We are still more than a month away from the first real presidential debate. That is opposed to the 622 or so preliminary skirmishes in the nominating processes. The site will be Hofstra University on Long Island.
On top of the usual pre-debate arguments about who will moderate, whether the candidates will stand or sit, blah blah, heavier questions hang. When the schedule was announced, the Trump camp objected to the dates, pointing out that two of the three conflicted with national telecasts of NFL games. The “they want to hide Hillary” talk led to a spate of stories, apparently made up out of whole cloth, about how he might skip the debates.
Superstar blogger Ann Althouse recently speculated that Clinton, with health problems the mainstream media go to great lengths to never mention, might be the one who backs out. Ms. Althouse:
“If Hillary can maintain her lead in the polls, why would she want to subject herself to the kind of treatment we’ve seen Trump deliver in debates? … If she’s on a clear path to victory, what would he do to her when he’s got nothing left to lose? She might think that just standing there solidly allowing him to be offensive in her presence would make a powerful implicit argument in her favor … But it’s still risky. There are now attacks on her physical and neurological fitness, and any flubbing of lines or seeming shakiness will be used against her.”
Ms. Althouse, a law professor, speculates about how some Clinton political strategists might be proactive:
“She would have to handle the bowing out carefully. Get proxies to float the idea. Smoke out the arguments against it, see who picks up the idea and expands upon it. Choose some things Trump says and act like these things are the last straw making it inappropriate for her to stand beside him on the stage. He’s the one that essentially forfeited the debate. And so on.”
Her conclusion: “Whatever hits she may take for bowing out, they’re a known risk, and they pale in comparison to the unknowns of the debate. She might make blunders. She might falter in her stamina. Trump may get off some brilliant hits that leave her reeling. Her verbose, flat, evasive style of speech might seem especially awful next to the pithy, entertaining Trump. His presence on the stage with her may catapult him into a newly presidential appearance. And how can she prepare? He likes to surprise. He might take any number of approaches, while she has only her usual, boring presentation. People may think: Is that what we want to look at and listen to for the next 4 years? Why give Trump that opening?”
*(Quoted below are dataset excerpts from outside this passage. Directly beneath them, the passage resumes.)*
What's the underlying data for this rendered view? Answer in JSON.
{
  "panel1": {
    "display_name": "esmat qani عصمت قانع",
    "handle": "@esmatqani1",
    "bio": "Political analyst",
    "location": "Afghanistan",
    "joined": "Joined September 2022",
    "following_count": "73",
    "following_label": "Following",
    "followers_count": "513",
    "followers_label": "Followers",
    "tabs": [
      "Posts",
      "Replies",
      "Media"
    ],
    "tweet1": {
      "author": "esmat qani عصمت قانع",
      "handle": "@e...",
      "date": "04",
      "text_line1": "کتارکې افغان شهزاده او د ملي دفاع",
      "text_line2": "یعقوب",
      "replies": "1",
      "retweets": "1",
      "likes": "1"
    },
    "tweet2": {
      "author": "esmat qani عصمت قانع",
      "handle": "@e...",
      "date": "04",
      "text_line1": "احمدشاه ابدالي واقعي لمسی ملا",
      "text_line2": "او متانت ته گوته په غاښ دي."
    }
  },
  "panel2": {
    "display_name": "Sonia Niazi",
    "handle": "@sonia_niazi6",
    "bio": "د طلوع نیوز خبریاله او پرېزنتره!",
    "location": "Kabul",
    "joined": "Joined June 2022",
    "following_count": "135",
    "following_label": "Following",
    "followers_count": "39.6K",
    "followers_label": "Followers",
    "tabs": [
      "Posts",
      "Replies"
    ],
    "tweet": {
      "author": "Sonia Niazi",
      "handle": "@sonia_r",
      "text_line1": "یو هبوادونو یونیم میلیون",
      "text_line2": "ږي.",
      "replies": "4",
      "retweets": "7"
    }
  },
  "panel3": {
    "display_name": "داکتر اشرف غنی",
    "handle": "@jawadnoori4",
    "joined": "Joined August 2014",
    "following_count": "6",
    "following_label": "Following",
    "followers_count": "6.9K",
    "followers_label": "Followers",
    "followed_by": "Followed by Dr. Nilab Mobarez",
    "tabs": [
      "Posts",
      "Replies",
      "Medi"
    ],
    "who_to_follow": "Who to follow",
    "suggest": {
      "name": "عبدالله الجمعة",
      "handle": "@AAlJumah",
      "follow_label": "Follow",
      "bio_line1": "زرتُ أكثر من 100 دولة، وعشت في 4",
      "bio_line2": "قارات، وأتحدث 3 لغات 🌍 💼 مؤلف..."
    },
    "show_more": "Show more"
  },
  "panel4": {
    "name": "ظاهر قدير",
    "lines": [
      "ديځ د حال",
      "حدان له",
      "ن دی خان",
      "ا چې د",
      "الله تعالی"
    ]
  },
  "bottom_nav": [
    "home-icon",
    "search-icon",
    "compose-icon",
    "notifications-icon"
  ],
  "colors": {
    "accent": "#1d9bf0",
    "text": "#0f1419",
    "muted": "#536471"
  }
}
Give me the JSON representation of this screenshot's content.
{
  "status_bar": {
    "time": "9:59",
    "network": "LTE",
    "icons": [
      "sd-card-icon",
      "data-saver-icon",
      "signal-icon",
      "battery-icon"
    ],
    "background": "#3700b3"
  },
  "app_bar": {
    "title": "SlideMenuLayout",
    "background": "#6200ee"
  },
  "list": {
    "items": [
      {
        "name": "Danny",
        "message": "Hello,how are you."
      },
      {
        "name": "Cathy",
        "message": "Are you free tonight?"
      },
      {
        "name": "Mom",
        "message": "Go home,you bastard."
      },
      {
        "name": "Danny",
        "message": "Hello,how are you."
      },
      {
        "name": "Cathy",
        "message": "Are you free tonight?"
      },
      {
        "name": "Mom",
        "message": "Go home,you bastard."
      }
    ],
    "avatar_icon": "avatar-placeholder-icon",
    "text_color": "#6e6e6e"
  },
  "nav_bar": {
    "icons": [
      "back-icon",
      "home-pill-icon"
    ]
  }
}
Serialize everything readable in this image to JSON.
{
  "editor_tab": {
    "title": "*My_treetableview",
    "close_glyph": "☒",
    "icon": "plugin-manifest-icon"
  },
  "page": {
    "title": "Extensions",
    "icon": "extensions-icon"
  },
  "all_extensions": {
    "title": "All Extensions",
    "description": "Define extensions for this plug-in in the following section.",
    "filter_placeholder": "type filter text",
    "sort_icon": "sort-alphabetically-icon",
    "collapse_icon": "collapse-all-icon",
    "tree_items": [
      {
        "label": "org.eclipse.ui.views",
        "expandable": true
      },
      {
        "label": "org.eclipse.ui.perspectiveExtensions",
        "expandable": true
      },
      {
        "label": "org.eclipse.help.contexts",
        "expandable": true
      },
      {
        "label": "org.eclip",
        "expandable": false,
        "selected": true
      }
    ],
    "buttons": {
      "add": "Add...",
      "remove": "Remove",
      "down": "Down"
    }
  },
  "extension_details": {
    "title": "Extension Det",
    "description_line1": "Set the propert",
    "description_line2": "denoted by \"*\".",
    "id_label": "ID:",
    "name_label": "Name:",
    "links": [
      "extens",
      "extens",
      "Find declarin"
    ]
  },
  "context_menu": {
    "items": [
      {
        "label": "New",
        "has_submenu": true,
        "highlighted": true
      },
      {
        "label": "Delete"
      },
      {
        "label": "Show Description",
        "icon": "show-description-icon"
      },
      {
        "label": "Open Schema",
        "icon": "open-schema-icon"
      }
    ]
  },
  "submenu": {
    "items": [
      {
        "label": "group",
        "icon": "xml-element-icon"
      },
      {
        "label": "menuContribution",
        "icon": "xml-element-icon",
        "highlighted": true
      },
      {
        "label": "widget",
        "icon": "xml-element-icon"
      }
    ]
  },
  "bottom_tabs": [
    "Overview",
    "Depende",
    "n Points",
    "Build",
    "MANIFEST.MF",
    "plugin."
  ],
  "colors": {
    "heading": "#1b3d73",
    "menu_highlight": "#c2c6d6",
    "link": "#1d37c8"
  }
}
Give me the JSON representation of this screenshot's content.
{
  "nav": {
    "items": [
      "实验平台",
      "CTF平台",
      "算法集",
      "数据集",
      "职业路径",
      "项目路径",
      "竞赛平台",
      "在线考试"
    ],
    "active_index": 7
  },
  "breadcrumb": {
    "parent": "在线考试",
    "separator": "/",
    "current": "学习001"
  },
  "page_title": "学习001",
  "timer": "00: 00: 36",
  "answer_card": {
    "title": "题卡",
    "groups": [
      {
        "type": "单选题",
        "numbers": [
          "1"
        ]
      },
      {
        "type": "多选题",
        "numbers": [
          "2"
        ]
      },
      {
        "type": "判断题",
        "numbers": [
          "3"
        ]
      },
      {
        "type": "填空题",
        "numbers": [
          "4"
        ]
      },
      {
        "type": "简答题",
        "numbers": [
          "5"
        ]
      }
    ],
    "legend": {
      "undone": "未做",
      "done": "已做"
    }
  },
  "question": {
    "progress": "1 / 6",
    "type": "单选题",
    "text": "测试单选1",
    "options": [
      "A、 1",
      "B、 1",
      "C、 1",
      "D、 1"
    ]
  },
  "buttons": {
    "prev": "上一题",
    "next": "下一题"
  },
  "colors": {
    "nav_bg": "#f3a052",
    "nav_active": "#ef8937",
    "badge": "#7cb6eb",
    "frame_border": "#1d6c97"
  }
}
If Hillary calls in sick, she will enjoy the full-throated approval of most media outlets, which will stand on their heads to somehow call the idea of presidential debates un-American. But a question will linger: If she can’t stand down a real estate developer, how will she fare against Vladimir Putin?
I hate debates, but if this one comes off as scheduled, from 9 to 10:30 p.m. Eastern, the Falcons and Saints won’t keep me from watching.